Draghi expresses concern about health of Irish banks
ECB president says banks must take ‘decisive’ action before stress tests
European Central Bank president Mario Draghi: said while the balance-sheet assessments of the Irish banks had identified no capital shortfall, there were needs for adjustments for provisions and risk-weighted assets. Photograph: Reuters
European Central Bank president Mario Draghi has raised concerns about the health of Irish banks, urging “decisive” action on issues revealed by a recent balance-sheet assessments before European stress tests next year.
Addressing the European Parliament, Mr Draghi said while the balance-sheet assessments of the Irish banks had identified no capital shortfall, there were needs for adjustments for provisions and risk-weighted assets.
“This should be addressed before the SSM assessment,” he said in a response to a question from Irish MEP Gay Mitchell.
Under the original terms of Ireland’s EU-IMF rescue, Ireland was obliged to undergo a full health check of its banks before the end of the programme.
However, this was downgraded to a “balance-sheet assessment” after Dublin argued it should not be treated differently from other countries in next year’s Europe-wide stress tests.
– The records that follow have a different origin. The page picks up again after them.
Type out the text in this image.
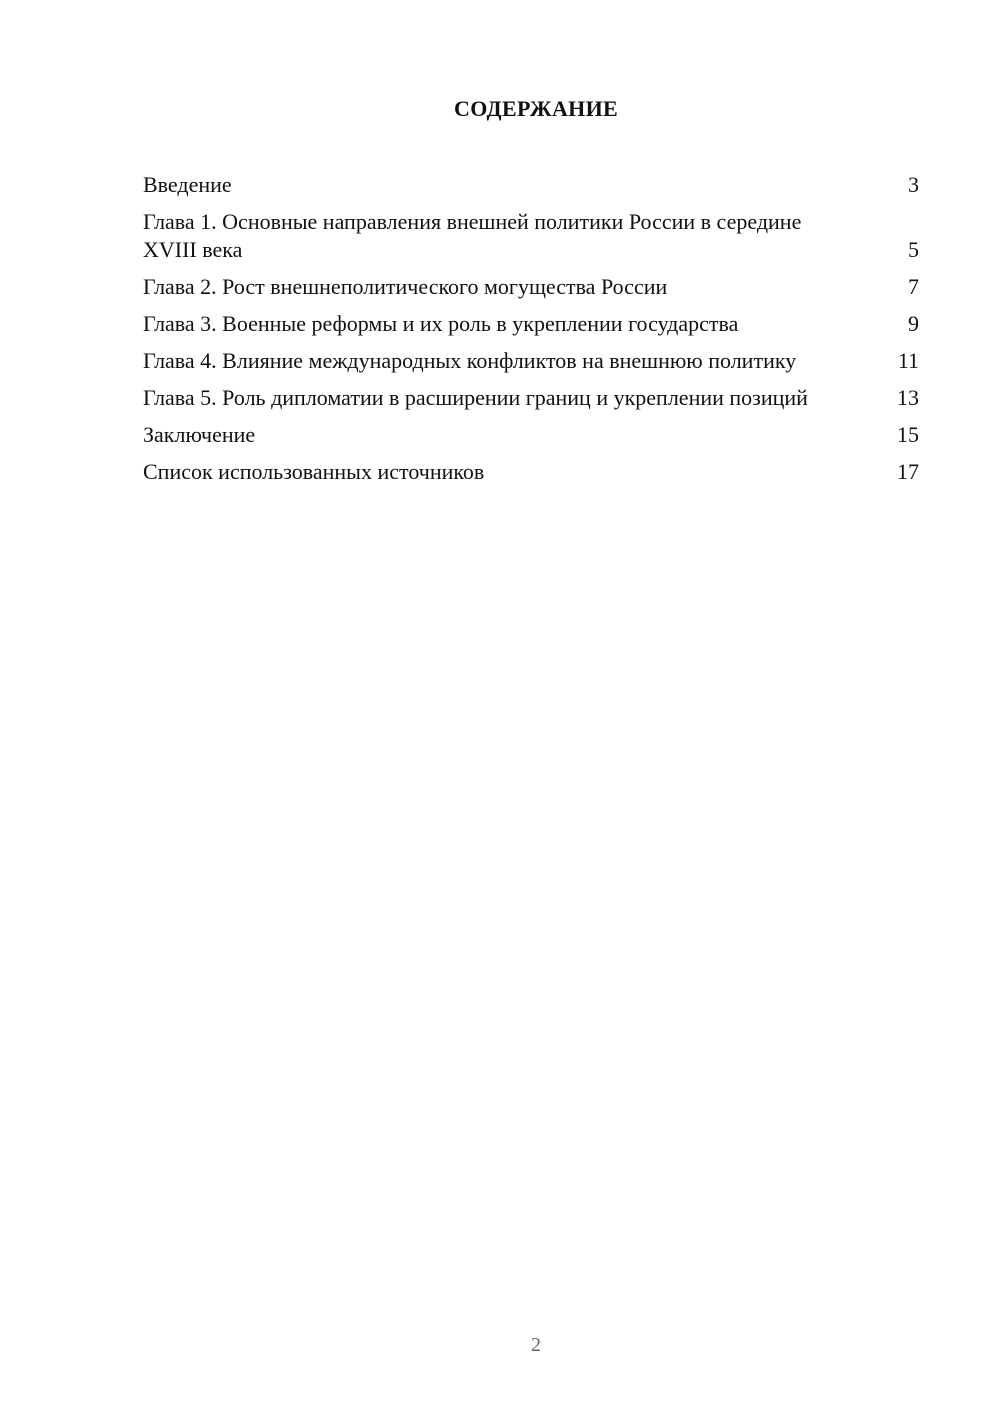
СОДЕРЖАНИЕ
Введение	3
Глава 1. Основные направления внешней политики России в середине XVIII века	5
Глава 2. Рост внешнеполитического могущества России	7
Глава 3. Военные реформы и их роль в укреплении государства	9
Глава 4. Влияние международных конфликтов на внешнюю политику	11
Глава 5. Роль дипломатии в расширении границ и укреплении позиций	13
Заключение	15
Список использованных источников	17
2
Mr Draghi emphasised yesterday that the balance-sheet assessments by the Irish Central Bank were “not forward-looking” and fall short of the “stringent” stress tests that would be required next year.
However, the full results of the tests were not published.
Bank of Ireland revealed that the Central Bank had concluded that it should take an additional €1.3 billion in provisioning against its mortgage and commercial loans, while Permanent TSB chief executive Jeremy Masding told The Irish Times that the bank would be taking extra provisions for bad loans following the reviews. AIB has yet to comment on whether provisions are needed.
Mr Draghi also said the ECB had “a more cautious assessment” of Ireland’s budget for 2014 even if targets were likely to be met. However, he noted that the deficit-to-GDP ratio, which has been credibly set at 4.8 per cent, overperforms relative to the requirement of 5.1 per cent set out in the European Commission’s excessive deficit procedure.